Em seus achados de pesquisa, Silva (2019) localizou a Rua Maria Antônia na planta paulistana elaborada em 1890 por Jules Victor André Martin (1832-1906), logo após a Proclamação da República. Entretanto, sua oficialização como logradouro municipal ocorreu somente em 24 de agosto de 1916.
No Capítulo 3, “O Perfil de uma Dama”, Silva (2019) ocupa-se de desvelar o universo de Dona Maria Antônia da Silva Ramos. Ele destaca que várias ruas de São Paulo receberam nomes de mulheres no século XIX, mas que apenas os das três fundadoras do bairro de Higienópolis permaneceram: Dona Maria Antônia, Dona Veridiana e Dona Angélica.
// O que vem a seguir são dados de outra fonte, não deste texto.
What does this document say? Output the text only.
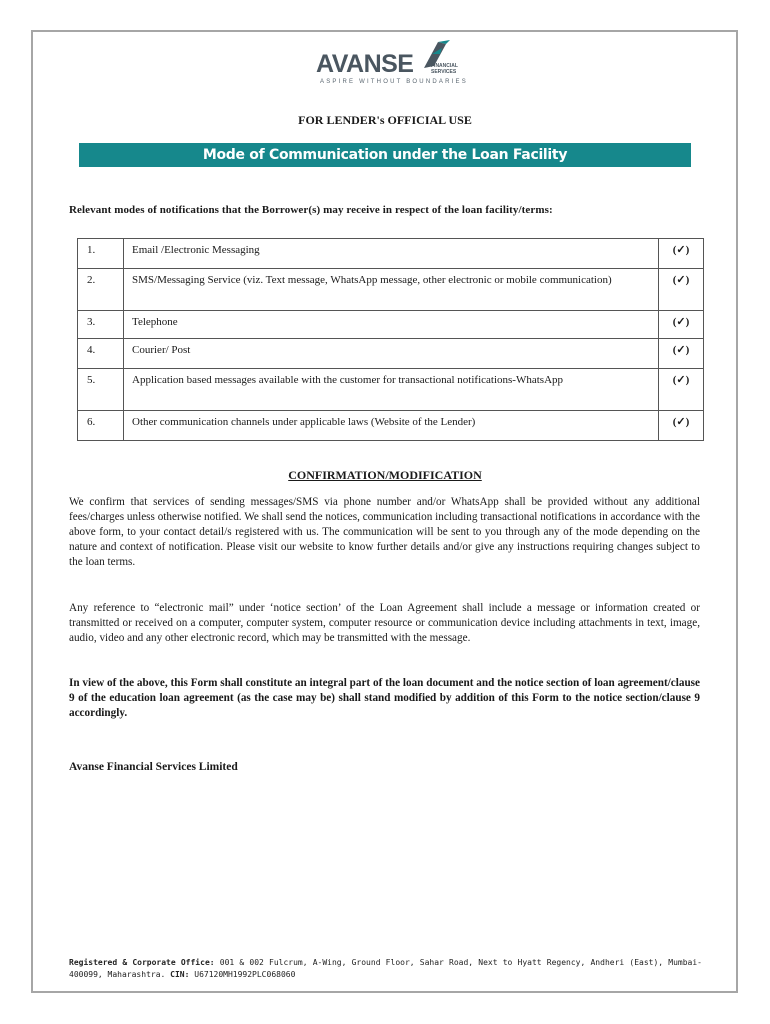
AVANSE	FINANCIAL
SERVICES
ASPIRE WITHOUT BOUNDARIES
FOR LENDER's OFFICIAL USE
Mode of Communication under the Loan Facility
Relevant modes of notifications that the Borrower(s) may receive in respect of the loan facility/terms:
1.	Email /Electronic Messaging	(✓)
2.	SMS/Messaging Service (viz. Text message, WhatsApp message, other electronic or mobile communication)	(✓)
3.	Telephone	(✓)
4.	Courier/ Post	(✓)
5.	Application based messages available with the customer for transactional notifications-WhatsApp	(✓)
6.	Other communication channels under applicable laws (Website of the Lender)	(✓)
CONFIRMATION/MODIFICATION
We confirm that services of sending messages/SMS via phone number and/or WhatsApp shall be provided without any additional fees/charges unless otherwise notified. We shall send the notices, communication including transactional notifications in accordance with the above form, to your contact detail/s registered with us. The communication will be sent to you through any of the mode depending on the nature and context of notification. Please visit our website to know further details and/or give any instructions requiring changes subject to the loan terms.
Any reference to “electronic mail” under ‘notice section’ of the Loan Agreement shall include a message or information created or transmitted or received on a computer, computer system, computer resource or communication device including attachments in text, image, audio, video and any other electronic record, which may be transmitted with the message.
In view of the above, this Form shall constitute an integral part of the loan document and the notice section of loan agreement/clause 9 of the education loan agreement (as the case may be) shall stand modified by addition of this Form to the notice section/clause 9 accordingly.
Avanse Financial Services Limited
Registered & Corporate Office: 001 & 002 Fulcrum, A-Wing, Ground Floor, Sahar Road, Next to Hyatt Regency, Andheri (East), Mumbai-400099, Maharashtra. CIN: U67120MH1992PLC068060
O autor acredita que, por serem três mulheres de negócio e da elite paulistana, conseguiram ser bem aceitas pela sociedade patriarcal da época (MODELLI, 2018).
Ao traçar o perfil de Dona Maria Antônia, Silva (2019) oferece uma visão cronológica de sua vida, mas, como pouco se sabe sobre sua infância e adolescência, existem algumas lacunas. Uma dentre os seis filhos de João da Silva Machado, o Barão de Antonina, e de Dona Ana Ubaldina, Maria Antônia teria recebido uma excelente educação para os moldes da época. Casou-se com o tenente-coronel Mariano José da Cunha Ramos, com quem teve dois filhos. Em seus escritos, o autor destaca o seu contato com as ideias do reverendo George Whitehill Chamberlain, fundador da Igreja Presbiteriana do Brasil e da Escola Americana. Tal aproximação levou à conversão de Dona Maria Antônia à religião presbiteriana e seu engajamento com os ideais educacionais da Escola Americana, onde matriculou não apenas seus filhos, mas também a filha de uma de suas escravas (GARCEZ, 2004).
À Junta de Missões Estrangeiras da Igreja Presbiteriana do Norte dos Estados Unidos doou parte de sua propriedade para a ampliação do espaço físico da escola, hoje sede do Instituto Presbiteriano Mackenzie e do Colégio Mackenzie. O autor pontua: “[…] com essa atitude, Dona Maria Antônia da Silva Ramos inscreveu de vez seu nome na história de São Paulo, de um lado, pela implantação de uma importante via pública que leva o seu nome e que nasceu com objetivos educacionais e culturais” (SILVA, 2019, p. 70). Dona Maria Antônia faleceu em 11 de março de 1902, em São Paulo, e foi sepultada no mausoléu do Barão de Antonina no Cemitério da Consolação.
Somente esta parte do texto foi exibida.